Kerabat pasien, HF, mengeluhkan hal tersebut dan mengaku tubuh HT kini bengkak akibat infus sejak Minggu (8/8/21) malam lalu. Parahnya, HT diduga seruangan dengan pasien lain yang negatif Covid-19.
“Sejak malam Senin lalu diinfus, jadi bengkak badannya, kalau mau keluar paksa harus dibayar Rp12 juta, tapi kalau tidak keluar paksa, ya gratis. Satu kamarnya masih cowok, umur 20 tahun, itu belum positif Covid” ungkapnya.
Kerabat lain HT, mengungkapkan bahwa sebelum masuk ke RS Yasin, pihak keluarga diminta tandatangani formulir Covid-19. Semua hal itu kemudian dibantah oleh Kepala RS Yasin, Kapten Dr Asep Sulaeman.
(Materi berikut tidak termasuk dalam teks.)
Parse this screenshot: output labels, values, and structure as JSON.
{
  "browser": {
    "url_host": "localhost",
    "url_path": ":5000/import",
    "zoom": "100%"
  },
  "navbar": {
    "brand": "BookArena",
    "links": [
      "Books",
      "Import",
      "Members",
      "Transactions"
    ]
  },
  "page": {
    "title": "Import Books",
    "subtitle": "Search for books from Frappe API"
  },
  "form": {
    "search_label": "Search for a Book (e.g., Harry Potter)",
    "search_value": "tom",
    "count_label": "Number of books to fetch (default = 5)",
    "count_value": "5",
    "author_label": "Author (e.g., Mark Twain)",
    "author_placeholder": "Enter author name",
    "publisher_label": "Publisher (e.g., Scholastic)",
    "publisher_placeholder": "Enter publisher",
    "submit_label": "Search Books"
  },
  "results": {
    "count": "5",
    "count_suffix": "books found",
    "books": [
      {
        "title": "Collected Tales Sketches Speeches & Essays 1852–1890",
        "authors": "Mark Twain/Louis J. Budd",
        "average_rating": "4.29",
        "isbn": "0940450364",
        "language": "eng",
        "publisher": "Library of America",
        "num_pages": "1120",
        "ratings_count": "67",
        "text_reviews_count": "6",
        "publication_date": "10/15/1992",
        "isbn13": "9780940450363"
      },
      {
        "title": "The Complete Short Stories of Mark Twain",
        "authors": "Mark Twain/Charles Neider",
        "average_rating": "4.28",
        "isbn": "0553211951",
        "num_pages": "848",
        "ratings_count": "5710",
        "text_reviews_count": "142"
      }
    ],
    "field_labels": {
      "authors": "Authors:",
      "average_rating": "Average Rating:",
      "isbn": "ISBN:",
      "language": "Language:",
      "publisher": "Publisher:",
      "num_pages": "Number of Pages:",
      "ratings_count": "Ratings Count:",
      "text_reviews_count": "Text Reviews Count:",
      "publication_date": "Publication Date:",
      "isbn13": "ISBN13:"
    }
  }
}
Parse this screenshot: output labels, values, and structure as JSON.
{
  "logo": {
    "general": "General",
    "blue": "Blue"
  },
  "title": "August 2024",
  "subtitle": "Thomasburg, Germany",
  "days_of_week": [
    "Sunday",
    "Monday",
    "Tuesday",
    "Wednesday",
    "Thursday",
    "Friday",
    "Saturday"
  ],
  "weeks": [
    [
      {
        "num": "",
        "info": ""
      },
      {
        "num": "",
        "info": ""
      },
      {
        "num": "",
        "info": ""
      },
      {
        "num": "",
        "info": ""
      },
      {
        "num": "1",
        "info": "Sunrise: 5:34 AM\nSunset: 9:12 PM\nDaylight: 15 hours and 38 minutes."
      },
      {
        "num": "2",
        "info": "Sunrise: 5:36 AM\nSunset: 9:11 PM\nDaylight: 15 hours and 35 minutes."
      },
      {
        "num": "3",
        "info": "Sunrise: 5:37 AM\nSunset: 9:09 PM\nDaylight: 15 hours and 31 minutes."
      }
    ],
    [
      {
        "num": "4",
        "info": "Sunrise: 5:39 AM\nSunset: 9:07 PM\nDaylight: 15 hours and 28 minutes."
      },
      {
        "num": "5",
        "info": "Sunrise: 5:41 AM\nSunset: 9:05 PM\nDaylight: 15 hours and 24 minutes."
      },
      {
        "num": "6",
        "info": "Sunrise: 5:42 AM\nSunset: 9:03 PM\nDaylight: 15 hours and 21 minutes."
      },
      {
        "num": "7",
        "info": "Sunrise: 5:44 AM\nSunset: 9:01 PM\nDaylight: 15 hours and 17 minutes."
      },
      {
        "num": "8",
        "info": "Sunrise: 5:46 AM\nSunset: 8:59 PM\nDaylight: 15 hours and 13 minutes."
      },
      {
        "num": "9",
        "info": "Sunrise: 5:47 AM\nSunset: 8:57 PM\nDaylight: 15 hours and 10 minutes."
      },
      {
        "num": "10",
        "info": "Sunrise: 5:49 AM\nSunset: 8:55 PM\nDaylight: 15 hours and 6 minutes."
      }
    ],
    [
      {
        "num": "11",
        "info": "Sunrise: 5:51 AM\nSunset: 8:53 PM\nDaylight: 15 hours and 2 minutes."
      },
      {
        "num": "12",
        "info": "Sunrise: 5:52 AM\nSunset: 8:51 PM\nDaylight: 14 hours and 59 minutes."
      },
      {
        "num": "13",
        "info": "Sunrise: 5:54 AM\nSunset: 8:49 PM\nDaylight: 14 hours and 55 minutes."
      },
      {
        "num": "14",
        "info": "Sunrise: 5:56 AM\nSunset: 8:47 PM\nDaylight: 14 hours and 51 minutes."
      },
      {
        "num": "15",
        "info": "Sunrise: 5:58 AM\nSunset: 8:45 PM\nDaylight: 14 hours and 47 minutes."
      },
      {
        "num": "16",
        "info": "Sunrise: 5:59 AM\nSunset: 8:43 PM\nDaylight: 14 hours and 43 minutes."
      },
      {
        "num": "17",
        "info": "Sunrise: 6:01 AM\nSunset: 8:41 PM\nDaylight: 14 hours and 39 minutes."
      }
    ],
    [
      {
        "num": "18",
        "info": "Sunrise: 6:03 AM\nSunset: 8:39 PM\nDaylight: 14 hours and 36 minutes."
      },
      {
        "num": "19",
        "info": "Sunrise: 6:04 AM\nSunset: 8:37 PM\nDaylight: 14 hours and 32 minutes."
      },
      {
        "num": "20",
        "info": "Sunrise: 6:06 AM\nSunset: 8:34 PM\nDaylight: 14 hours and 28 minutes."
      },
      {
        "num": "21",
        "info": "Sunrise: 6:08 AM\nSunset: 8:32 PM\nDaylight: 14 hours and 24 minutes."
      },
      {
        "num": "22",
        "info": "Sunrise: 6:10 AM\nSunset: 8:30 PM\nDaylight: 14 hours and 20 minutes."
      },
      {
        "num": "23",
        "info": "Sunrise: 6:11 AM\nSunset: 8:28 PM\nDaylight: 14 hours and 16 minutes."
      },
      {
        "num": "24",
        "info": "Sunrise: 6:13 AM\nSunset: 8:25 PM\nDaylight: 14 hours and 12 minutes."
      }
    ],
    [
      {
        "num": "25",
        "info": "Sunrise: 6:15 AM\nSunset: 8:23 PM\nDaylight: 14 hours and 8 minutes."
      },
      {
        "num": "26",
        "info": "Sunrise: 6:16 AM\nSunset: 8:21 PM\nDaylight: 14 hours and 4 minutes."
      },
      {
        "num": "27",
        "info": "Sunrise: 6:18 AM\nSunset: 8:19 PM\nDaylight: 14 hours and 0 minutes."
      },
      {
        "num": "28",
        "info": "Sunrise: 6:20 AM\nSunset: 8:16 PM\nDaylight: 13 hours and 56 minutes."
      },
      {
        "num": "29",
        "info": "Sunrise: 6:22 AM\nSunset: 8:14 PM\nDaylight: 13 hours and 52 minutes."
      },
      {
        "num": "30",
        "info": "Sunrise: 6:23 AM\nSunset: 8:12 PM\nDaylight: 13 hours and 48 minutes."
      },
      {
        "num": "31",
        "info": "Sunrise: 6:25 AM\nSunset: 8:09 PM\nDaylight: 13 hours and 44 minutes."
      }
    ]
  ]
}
“Info dari mana? Ruang isolasi covid dan non covid dari awal serangan covid sudah terpisah. Pasien yang disebut tadi postif covid dan dari awal sudah dirawat di ruang isolasi. Jadi tidak benar adanya ada perawatan pasien covid dicampur dengan non covid. Mungkin salah pemahaman atau mungkin salah penyampaian” terangnya.
Tentang uang Rp12 juta yang harus dibayarkan pasien jika ingin keluar paksa dari RS Yasin Bone, dokter Asep tidak menanggapi.